А потом Сефия увидела, что на каждой из стенок и на крышке ящика выжжен символ – тот, который она узнала бы из тысячи других изображений.
Сефия сразу же подумала о книгах, о таком количестве книг, которое она и представить не могла – уложенные друг на дружку, они лежали в ящике, а под обложками – миллионы и миллионы новых слов и новых их сочетаний. Она уже чувствовала, как погружается в них, и слова обволакивают ее душу, как вода обволакивает солнечный свет.
Она посмотрела на книгу, лежащую у нее на коленях. Два года попыток понять символ, и вот он – появился: не среди слов, а в реальном мире, такой же осязаемый, как и ящик, на котором он изображен.
Ящик с отверстиями для воздуха.
Сефия задумалась. Но зачем книгам воздух? Беспокойство начало теснить ей сердце.
Когда шаги стали тише, Сефия побросала свое имущество в мешок. Проверила, на месте ли нож, маленький лук, который использовала для охоты, колчан, в котором дремали перья с красным оперением, и стала спускаться по стволу дерева.
Спрыгнув на землю, она нырнула в кусты, чтобы отдышаться перед тем, как последовать за процессией мужчин по старой, почти нехоженой тропинке.
Когда носильщики остановились, солнце уже скрылось за стволами деревьев, разбросав приглушенные золотые лучи и глубокие тени по лесной подстилке. Сефия спряталась на ближнем дереве, откуда ей был виден весь лагерь. Ящик стоял на самом краю прогалины. Мужчины, казалось, избегали даже смотреть на него. Они развели огонь и занялись приготовлением ужина, стараясь держаться от своей ноши на приличном расстоянии.
Когда они принялись есть, Сефия, у которой от запаха жареного мяса потекли слюнки, тоже проглотила несколько кусков вяленого мяса и принялась прислушиваться к рокоту голосов, доносящихся снизу.
Мужчина с рваным шрамом через все ухо почесал голову и сказал:
– Толком тебе говорю: мне это ни за что не надоест. Никогда не видел, чтобы кто-нибудь так дрался. Просто кошка какая-то!
Его приятель, держа в правой руке приклад своего ружья, кивнул головой:
– Силен!
– Я бы тоже дрался, окажись на его месте.
Второй поковырял в зубах осколком кости и сказал:
– Ты бы видел его лицо! Ну, когда он дрался.
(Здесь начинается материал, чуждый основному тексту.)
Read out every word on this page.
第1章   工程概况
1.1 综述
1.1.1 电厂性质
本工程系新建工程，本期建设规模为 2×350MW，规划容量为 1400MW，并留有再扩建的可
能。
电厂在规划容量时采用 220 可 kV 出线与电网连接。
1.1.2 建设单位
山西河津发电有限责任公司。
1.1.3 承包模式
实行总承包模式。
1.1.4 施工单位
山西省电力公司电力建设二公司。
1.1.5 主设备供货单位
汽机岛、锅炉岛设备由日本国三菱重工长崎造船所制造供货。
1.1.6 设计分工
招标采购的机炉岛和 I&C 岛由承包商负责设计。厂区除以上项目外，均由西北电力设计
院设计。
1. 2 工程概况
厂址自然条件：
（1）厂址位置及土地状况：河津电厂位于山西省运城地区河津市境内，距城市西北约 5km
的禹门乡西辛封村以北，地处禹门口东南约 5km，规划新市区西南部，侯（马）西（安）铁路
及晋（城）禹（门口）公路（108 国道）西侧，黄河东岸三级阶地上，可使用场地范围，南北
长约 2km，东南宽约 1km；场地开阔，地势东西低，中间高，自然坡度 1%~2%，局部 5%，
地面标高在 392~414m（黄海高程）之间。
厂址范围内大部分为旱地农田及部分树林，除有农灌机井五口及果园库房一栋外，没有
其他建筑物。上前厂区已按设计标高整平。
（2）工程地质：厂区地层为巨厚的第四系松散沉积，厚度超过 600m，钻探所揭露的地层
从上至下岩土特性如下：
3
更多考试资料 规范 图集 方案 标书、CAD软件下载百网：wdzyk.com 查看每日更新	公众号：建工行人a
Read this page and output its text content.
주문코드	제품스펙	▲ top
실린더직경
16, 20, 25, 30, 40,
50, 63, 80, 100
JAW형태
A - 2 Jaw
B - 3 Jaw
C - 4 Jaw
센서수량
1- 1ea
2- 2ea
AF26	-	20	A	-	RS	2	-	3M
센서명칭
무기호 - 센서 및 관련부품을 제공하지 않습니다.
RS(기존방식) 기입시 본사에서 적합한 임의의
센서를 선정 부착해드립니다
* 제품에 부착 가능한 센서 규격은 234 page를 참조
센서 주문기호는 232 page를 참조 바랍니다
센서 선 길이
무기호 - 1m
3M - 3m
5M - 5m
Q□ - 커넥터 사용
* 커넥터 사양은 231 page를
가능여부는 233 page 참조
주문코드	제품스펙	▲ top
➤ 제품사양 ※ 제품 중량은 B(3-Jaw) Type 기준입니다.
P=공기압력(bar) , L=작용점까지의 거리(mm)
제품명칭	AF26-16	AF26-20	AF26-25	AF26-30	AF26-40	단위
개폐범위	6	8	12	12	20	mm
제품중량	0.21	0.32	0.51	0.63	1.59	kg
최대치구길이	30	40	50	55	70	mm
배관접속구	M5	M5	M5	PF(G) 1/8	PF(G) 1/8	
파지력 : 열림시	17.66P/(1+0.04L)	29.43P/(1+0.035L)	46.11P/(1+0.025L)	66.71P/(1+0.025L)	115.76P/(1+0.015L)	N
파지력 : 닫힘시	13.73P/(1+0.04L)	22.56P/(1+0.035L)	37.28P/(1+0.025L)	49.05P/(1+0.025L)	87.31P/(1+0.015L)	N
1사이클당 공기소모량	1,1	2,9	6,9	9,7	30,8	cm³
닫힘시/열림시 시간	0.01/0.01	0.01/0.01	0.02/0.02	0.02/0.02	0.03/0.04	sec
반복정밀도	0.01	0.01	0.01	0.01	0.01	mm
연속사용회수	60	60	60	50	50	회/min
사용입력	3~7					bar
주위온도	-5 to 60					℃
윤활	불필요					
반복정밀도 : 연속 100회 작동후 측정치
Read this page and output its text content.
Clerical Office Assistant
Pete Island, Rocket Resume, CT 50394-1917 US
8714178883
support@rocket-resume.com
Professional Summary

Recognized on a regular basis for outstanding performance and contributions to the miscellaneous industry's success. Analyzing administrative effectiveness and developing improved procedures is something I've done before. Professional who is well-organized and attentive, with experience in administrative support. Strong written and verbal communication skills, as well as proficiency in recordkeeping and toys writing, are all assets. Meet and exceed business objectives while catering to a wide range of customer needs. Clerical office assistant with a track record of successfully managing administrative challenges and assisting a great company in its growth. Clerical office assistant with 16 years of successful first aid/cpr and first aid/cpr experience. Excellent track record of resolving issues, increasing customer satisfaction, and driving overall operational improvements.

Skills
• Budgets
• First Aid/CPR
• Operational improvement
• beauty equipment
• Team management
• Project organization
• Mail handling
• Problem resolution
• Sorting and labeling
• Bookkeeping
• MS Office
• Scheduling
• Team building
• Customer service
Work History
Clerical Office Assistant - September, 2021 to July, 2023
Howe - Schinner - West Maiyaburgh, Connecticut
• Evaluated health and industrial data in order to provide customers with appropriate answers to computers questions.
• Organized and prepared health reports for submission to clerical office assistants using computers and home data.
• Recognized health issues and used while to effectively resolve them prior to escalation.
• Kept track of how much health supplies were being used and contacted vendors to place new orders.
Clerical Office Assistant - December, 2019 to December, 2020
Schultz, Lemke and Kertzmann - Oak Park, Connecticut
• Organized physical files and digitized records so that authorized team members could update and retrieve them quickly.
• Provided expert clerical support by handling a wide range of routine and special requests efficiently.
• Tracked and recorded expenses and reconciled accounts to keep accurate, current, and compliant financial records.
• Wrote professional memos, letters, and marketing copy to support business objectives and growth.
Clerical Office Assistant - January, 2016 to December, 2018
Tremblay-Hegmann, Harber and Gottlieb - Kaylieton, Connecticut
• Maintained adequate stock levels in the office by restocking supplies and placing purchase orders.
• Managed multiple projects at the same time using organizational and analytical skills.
Потом нервно посмотрел на ящик и снова кивнул головой:
– Точно, как кошка. Из этих, больших кошек, что с золотыми глазами.
Сефия осмотрела весь лагерь, но не смогла найти никого, кто подходил бы под это описание. Все здесь были явно драчуны, и каждый в любую минуту был готов взяться за оружие, но ни один из них не выглядел так, словно только что участвовал в драке.
– Прирожденный убийца, – проговорил низким рокочущим голосом человек с седыми волосами и рыжей бородой. – Я думаю, третьего он прикончил, сломав ему шею.
Человек, к которому он обращался, был, вероятнее всего, их вожаком. У него была испещренная пятнами кожа и маленькие глаза, похожие на жучков, которые, поблескивая хитином в сухой траве, щелкают, жужжат и выставляют вперед и вверх хелицеры и чуткие антенны усиков, проверяя жаркий воздух на наличие опасности.
– Он ведь не умрет, а? – мрачно спросил он.
– Но…
– Он ничего неожиданного не делал. В конце концов, это был его последний бой. И первый наш. Мы их всех уделаем.
Он плюнул в сторону и рявкнул:
– Оз!
Один из мужчин отошел от группы и приблизился к вожаку. Его подбородок и нижняя губа были обезображены шрамом, кривившим его физиономию – как в треснувшем зеркале.
– Убери это, – сказал вожак, ткнув пальцем в вертел и остатки еды. – Закопай, и подальше. Не нужно, чтобы к нам ночью потянуло побирушек.
Сефия улыбнулась, сидя на своем дереве.
Человек послушно взял остатки еды и понес в чащу.
– Слушай, Хэтчет, – сказал мужчина с рыжей бородой, возобновляя разговор. – Наш был с саблей, а этот парень убил его голыми руками.
Инстинктивно Сефия проверила, на месте ли ее нож и лук. Холодные изгибы оружия внушали ей уверенность. Она посмотрела на ящик, все еще стоящий на краю прогалины. Отверстия для воздуха смотрели на нее как дюжина черных глаз.
Но ведь книгам не нужен воздух!
Хэтчет сел на камень за пределами освещенного костром круга, в стороне от беседующих. Те что-то бормотали, кивая головами в такт словам, а он чесал голову под жиденьким покровом волос.